Otherwise, just don't even try to do this.
Or if you do, ask why this is any better than having one big Map/hash table/associative array to hold all entities in your app (and lots of functions, most of them duplicared, cut and paste, and out of date, doing switch cases or RTTI to figure out the real type of each entity).
The only way to know for sure is to try both approaches and measure the performance.

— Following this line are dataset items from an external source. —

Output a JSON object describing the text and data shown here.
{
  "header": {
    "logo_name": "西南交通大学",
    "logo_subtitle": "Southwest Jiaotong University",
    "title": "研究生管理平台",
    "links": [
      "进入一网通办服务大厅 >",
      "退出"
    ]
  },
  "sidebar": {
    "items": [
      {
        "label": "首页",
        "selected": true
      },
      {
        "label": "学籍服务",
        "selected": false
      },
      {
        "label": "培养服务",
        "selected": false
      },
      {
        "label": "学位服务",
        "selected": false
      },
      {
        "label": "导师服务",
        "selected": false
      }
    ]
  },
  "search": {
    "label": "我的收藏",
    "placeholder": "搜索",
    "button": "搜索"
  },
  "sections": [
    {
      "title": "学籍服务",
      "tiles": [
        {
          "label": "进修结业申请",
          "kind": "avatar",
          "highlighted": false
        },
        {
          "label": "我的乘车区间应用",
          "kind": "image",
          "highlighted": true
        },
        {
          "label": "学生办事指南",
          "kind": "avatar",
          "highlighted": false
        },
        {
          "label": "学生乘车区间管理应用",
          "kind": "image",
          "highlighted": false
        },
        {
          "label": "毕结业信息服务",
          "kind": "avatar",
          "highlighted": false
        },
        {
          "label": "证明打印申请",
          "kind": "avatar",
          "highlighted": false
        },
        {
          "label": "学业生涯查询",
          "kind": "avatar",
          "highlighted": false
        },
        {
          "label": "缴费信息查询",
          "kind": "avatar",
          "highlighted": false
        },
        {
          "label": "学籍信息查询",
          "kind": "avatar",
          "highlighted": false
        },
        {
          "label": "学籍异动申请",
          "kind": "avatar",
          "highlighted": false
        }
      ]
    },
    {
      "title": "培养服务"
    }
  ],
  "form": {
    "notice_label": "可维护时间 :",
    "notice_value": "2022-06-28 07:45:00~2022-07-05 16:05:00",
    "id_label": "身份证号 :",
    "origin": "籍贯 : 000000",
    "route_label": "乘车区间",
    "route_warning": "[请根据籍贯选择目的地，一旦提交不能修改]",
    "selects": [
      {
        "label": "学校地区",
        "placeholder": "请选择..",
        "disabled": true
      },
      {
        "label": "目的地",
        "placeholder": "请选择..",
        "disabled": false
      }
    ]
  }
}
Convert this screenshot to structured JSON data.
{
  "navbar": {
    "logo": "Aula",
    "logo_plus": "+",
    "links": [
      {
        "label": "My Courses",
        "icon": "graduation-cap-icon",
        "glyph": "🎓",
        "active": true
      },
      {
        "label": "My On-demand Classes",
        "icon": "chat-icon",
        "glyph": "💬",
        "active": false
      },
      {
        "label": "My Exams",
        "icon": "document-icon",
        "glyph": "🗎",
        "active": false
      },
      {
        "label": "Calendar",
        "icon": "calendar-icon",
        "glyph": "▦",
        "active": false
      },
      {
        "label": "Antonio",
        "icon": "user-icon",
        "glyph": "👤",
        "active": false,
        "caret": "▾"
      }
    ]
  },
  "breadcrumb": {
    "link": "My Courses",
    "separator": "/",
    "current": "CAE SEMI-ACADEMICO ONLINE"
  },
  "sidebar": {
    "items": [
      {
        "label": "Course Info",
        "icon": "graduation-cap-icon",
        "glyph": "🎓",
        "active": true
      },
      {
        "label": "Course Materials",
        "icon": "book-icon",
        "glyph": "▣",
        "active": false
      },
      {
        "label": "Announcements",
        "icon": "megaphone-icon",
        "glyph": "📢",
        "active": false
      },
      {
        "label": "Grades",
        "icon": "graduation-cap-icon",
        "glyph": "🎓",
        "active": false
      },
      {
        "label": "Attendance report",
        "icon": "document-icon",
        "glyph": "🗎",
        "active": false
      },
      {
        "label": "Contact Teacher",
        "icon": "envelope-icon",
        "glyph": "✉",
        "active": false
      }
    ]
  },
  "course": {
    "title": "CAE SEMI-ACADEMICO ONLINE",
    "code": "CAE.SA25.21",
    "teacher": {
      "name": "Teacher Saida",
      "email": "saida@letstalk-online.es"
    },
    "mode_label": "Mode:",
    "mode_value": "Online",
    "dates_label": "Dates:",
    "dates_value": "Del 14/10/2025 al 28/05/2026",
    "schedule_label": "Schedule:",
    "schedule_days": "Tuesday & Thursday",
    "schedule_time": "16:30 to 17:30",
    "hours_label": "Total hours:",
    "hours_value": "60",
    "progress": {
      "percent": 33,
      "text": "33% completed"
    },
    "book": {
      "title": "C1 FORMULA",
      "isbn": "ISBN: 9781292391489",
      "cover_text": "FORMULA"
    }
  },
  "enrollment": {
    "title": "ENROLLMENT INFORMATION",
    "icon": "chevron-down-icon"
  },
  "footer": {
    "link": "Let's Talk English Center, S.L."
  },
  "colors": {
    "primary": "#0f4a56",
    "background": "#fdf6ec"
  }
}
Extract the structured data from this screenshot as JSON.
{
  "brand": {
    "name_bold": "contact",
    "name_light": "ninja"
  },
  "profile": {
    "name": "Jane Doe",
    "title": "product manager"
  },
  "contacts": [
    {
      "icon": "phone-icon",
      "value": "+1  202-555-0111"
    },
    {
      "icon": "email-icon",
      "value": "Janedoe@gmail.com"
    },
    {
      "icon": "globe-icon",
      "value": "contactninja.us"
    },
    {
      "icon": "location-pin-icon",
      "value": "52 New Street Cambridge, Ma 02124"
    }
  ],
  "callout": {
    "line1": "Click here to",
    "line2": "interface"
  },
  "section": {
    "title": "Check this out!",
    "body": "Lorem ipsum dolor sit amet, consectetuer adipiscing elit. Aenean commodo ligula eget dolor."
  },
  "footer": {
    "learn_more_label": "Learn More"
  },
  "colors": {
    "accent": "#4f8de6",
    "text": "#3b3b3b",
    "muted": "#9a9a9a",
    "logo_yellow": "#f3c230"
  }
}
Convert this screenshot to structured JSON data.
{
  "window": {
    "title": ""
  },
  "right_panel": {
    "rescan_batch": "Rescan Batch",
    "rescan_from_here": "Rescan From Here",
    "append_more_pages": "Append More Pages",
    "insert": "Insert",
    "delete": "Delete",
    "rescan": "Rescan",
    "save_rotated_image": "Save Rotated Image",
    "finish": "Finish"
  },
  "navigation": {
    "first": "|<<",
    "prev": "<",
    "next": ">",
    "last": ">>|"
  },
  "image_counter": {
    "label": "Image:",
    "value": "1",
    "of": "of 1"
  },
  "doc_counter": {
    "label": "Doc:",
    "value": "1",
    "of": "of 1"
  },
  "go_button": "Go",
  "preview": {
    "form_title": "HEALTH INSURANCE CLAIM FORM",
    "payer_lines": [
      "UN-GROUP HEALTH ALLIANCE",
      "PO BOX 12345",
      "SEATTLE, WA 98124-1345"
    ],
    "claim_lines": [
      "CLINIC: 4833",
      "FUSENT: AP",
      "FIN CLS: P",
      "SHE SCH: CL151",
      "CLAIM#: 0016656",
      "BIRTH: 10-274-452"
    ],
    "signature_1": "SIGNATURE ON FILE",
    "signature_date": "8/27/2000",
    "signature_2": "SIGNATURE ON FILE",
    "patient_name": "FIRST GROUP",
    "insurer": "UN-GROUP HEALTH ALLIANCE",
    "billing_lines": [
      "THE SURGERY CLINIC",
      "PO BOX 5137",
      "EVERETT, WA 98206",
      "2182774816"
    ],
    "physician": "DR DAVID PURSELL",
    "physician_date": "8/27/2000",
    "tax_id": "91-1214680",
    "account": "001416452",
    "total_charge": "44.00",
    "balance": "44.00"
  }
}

In general terms, it depends if you're doing joins across those tables and if you are, how the tables are indexed. Generally speaking, database joins are expensive which is why database schemas are sometimes denormalized to improve performance. This doesn't usually happen until you're dealing with a serious amount of data though i.e. millions of records. You probably don't have that problem yet and maybe never will.
If rows have same attributes then, yes, one table is very better, and just one row to specify type of data, otherwise, use differents tables to deal with, that better in performance, code amount and even in the lisibility of code aswell.